Last night I had the most horrifically realistic nightmare. I was walking around my neighborhood – sometimes I was me as I am now, sometimes I was a child – and I suddenly became aware of an army of Terminators trying to annihilate me. Somehow I got information that they’d invaded the Earth and were killing everyone. They weren’t the Arnold variety, but the metal frames left after his skin melts off, the ones with the red lights for eyes. I started to run for home.
I got to the house to find someone had planted a Terminator under a trapdoor in my front yard near where I recently put in a new hydrangea. It jumped out as I came up my walk. I was sure I was done, but it started shooting the other robots that were chasing me. It was my own Terminator, there to protect me (how sad that my subconscious so closely follows a James Cameron plot). I ran in the house and started shooting at the machines with some laser guns (handy). I ran up to the second floor and shot right through the windows (apparently these lasers could go through glass without breaking it. Ah, dreams). The Terminator and I beat them back and I felt safe enough to go about my business.
The next day, I went to school and on my walk home, the Terminators started chasing me again. I was scared, but I also kept telling myself that when I got home my Terminator would help me.
I ran up my walk and there he was, but as I started to feel the relief of finding my protector, I saw that he was taking aim at me. I understood (in dream logic) that the Terminators had turned him back to their side. The protection had been only an illusion. Even the things you think will save you ultimately help sink you and there’s no safety anywhere.

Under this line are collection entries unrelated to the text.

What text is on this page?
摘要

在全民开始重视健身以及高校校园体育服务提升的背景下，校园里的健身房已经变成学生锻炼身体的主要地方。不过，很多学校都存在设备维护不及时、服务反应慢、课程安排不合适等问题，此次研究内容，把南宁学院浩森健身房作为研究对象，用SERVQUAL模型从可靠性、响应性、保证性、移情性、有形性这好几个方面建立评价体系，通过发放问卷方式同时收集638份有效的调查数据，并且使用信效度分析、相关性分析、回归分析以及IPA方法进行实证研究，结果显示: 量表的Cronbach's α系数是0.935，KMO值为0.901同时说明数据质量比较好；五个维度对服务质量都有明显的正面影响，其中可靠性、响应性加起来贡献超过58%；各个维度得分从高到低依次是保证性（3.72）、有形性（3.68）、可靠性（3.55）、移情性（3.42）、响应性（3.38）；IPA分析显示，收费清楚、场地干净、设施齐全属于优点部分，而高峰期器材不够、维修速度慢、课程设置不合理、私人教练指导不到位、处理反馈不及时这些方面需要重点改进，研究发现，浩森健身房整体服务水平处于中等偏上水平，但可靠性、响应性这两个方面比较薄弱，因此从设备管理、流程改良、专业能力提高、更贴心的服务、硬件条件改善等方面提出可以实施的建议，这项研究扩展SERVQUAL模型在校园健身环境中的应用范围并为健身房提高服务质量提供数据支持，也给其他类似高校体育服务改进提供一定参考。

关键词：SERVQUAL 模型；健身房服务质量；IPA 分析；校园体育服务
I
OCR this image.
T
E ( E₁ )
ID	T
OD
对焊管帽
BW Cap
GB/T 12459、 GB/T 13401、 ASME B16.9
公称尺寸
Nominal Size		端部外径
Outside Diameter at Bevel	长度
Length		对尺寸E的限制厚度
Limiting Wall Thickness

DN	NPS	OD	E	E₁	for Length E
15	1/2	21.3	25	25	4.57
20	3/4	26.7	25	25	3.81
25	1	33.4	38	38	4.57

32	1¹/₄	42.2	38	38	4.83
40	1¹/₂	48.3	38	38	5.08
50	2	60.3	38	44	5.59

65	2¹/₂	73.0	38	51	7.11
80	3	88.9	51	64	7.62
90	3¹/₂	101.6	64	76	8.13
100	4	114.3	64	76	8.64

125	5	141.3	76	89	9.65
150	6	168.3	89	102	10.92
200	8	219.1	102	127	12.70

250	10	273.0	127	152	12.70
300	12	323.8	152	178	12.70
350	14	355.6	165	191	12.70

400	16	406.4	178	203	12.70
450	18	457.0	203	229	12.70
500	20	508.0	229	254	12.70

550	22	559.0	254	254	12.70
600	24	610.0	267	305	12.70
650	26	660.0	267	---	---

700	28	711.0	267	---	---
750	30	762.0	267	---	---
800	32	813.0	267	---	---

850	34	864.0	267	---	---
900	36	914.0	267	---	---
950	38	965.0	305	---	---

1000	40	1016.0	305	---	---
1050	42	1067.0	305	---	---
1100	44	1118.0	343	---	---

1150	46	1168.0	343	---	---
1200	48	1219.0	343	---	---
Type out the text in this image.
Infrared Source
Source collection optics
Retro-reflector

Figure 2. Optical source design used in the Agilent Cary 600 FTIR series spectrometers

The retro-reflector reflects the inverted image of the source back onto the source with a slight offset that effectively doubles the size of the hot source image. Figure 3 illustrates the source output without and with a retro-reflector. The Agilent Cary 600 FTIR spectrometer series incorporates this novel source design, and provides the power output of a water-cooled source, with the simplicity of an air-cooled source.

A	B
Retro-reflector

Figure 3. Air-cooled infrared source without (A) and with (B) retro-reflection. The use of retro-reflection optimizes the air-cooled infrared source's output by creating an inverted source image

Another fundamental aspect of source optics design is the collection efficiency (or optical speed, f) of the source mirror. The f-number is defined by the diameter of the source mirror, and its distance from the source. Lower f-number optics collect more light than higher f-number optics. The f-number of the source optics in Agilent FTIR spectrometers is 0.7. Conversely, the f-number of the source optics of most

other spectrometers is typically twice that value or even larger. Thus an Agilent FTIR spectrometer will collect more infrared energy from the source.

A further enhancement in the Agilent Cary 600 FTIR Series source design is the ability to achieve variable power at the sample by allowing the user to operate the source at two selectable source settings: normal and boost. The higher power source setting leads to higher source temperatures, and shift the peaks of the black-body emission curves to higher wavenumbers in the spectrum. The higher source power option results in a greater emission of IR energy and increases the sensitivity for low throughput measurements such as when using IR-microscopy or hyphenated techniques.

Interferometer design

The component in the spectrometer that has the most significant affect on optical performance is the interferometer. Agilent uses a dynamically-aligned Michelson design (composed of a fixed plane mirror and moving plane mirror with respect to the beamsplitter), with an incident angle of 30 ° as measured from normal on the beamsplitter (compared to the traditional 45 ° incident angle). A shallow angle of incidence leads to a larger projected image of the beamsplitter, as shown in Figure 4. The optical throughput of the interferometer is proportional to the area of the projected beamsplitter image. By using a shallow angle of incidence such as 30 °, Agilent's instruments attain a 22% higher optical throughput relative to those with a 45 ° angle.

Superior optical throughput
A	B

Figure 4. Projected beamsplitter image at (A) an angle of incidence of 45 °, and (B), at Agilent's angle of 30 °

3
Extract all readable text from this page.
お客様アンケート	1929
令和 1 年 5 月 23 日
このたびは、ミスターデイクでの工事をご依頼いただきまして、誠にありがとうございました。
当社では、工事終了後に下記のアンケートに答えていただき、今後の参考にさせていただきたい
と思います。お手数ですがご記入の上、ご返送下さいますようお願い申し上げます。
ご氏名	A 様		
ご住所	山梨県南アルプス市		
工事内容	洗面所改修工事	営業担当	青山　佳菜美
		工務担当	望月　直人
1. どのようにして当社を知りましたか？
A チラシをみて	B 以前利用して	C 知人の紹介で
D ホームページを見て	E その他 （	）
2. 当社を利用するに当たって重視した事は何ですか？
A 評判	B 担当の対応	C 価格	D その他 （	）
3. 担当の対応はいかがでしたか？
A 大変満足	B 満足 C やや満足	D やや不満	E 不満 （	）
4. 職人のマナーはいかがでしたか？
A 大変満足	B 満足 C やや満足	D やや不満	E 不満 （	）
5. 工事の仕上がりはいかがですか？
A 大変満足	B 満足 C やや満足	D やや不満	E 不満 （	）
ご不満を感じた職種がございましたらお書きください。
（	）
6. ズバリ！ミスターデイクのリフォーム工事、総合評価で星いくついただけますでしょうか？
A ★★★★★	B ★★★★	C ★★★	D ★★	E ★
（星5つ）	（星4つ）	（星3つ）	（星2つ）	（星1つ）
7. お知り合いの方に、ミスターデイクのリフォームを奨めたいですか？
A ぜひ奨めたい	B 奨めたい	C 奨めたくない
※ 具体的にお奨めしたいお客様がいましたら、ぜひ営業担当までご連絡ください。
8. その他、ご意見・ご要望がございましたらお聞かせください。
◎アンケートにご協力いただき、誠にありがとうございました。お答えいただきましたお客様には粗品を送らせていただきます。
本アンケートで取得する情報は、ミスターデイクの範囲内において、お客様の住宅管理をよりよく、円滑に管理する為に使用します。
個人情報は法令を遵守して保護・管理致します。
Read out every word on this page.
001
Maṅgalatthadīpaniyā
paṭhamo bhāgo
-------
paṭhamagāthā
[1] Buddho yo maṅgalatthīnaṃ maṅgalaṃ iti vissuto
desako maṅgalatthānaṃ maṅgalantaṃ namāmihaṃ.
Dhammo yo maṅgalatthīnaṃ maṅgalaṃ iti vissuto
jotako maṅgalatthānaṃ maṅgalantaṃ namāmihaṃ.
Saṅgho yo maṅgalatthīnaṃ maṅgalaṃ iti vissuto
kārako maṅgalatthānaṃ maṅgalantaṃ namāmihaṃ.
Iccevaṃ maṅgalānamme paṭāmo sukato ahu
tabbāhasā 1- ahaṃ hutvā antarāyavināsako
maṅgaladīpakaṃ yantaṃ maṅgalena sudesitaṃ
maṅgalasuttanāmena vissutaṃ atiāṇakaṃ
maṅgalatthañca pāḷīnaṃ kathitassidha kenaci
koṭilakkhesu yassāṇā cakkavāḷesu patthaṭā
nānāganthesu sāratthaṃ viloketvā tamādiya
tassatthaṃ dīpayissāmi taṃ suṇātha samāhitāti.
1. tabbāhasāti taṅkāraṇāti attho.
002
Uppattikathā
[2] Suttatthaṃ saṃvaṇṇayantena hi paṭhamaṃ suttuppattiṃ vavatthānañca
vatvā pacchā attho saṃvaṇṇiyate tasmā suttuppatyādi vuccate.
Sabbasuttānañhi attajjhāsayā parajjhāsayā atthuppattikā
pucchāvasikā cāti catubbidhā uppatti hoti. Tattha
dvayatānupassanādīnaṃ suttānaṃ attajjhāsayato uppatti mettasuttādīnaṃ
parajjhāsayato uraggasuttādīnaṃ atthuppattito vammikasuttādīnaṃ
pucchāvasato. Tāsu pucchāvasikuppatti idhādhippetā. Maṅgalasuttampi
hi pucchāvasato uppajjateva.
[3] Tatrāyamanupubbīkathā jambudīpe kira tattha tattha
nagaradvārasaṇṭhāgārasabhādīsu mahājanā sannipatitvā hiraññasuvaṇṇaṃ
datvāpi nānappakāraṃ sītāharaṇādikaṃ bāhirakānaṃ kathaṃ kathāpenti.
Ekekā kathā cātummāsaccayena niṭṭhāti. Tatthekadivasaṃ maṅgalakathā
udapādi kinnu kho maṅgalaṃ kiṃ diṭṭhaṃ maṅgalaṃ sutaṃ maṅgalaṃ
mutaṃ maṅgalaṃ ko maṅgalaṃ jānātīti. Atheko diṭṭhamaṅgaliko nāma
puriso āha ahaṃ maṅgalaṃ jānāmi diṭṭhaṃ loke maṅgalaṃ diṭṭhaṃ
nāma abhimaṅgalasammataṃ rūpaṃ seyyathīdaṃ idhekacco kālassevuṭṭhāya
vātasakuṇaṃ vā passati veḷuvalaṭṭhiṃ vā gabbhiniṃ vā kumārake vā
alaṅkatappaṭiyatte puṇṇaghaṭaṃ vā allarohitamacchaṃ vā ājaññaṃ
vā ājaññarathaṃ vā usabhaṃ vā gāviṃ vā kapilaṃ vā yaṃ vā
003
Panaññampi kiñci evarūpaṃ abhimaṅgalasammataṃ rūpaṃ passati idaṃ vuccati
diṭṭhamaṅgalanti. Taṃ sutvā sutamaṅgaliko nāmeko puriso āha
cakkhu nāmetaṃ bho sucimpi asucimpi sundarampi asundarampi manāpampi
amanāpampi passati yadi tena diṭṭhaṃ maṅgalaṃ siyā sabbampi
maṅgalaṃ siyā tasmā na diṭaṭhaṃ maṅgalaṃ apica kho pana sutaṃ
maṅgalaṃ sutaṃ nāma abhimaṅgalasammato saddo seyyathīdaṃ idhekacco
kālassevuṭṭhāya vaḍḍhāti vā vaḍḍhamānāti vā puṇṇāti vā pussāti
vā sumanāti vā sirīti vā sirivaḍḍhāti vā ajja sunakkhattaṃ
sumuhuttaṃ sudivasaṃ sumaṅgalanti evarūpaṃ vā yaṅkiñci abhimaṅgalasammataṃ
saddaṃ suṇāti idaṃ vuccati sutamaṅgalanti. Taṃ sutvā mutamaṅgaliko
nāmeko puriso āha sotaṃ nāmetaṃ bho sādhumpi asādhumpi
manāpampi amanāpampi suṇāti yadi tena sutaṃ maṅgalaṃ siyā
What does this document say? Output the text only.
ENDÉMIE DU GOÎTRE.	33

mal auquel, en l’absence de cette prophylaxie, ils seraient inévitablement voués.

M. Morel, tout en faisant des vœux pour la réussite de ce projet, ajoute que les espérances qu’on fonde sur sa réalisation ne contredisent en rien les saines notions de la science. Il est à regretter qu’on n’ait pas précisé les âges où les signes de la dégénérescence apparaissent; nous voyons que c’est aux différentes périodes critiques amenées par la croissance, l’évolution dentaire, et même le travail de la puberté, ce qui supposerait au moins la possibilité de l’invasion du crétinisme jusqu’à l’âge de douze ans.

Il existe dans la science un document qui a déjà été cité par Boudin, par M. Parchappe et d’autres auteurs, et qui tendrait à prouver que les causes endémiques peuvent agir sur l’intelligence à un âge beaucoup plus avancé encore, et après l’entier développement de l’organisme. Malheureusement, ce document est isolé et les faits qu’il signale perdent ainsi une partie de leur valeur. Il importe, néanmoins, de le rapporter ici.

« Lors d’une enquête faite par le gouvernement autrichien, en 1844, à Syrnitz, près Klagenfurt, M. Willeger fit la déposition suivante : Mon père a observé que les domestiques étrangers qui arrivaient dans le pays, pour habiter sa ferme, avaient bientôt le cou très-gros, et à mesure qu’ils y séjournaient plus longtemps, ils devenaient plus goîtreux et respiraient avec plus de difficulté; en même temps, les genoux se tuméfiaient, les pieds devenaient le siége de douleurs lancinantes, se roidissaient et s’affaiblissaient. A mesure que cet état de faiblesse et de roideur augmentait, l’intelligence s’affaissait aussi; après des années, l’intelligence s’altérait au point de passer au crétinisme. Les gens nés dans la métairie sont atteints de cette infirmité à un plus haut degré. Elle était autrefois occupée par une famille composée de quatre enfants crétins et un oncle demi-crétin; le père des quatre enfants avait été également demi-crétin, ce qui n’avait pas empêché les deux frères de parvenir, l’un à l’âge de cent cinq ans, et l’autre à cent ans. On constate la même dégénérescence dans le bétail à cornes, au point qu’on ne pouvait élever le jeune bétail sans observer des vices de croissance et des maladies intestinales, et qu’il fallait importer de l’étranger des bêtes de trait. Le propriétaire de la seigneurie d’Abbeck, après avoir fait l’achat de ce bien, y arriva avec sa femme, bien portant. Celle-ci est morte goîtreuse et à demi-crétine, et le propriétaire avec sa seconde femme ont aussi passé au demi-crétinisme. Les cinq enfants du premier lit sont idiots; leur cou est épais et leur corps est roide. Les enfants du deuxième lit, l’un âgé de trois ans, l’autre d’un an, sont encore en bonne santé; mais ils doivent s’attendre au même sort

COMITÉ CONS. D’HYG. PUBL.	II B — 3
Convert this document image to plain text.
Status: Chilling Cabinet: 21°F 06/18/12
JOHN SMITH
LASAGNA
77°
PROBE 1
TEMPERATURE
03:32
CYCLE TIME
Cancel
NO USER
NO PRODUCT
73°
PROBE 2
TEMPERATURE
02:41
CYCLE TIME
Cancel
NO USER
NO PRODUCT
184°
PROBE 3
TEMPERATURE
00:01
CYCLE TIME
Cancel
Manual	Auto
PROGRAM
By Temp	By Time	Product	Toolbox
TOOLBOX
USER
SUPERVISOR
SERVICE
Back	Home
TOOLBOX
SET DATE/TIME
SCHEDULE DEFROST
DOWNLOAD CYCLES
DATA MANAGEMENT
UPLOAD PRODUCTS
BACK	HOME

I woke up in a raging panic, sure that an invasion was imminent, my heart beating so hard I couldn’t catch my breath. It was similar to something that felt like a panic attack on a plane recently. (Could I seriously be developing this problem at this old age without any history of it whatsoever?!?). I was alone downstairs – I sleep near the front door so I can watch it now – and feeling a crushing darkness that nothing would ever feel okay again, that I would never get to sleep again. Deep breaths and a little bit of HBO helped calm me down. It took an hour, but I fell back asleep. This morning I woke up feeling completely depleted.
What to do? How to feel safe again? No idea. I keep trying to remind myself that feelings are good, fuel for stories, but sometimes I wish I could turn them off for a while.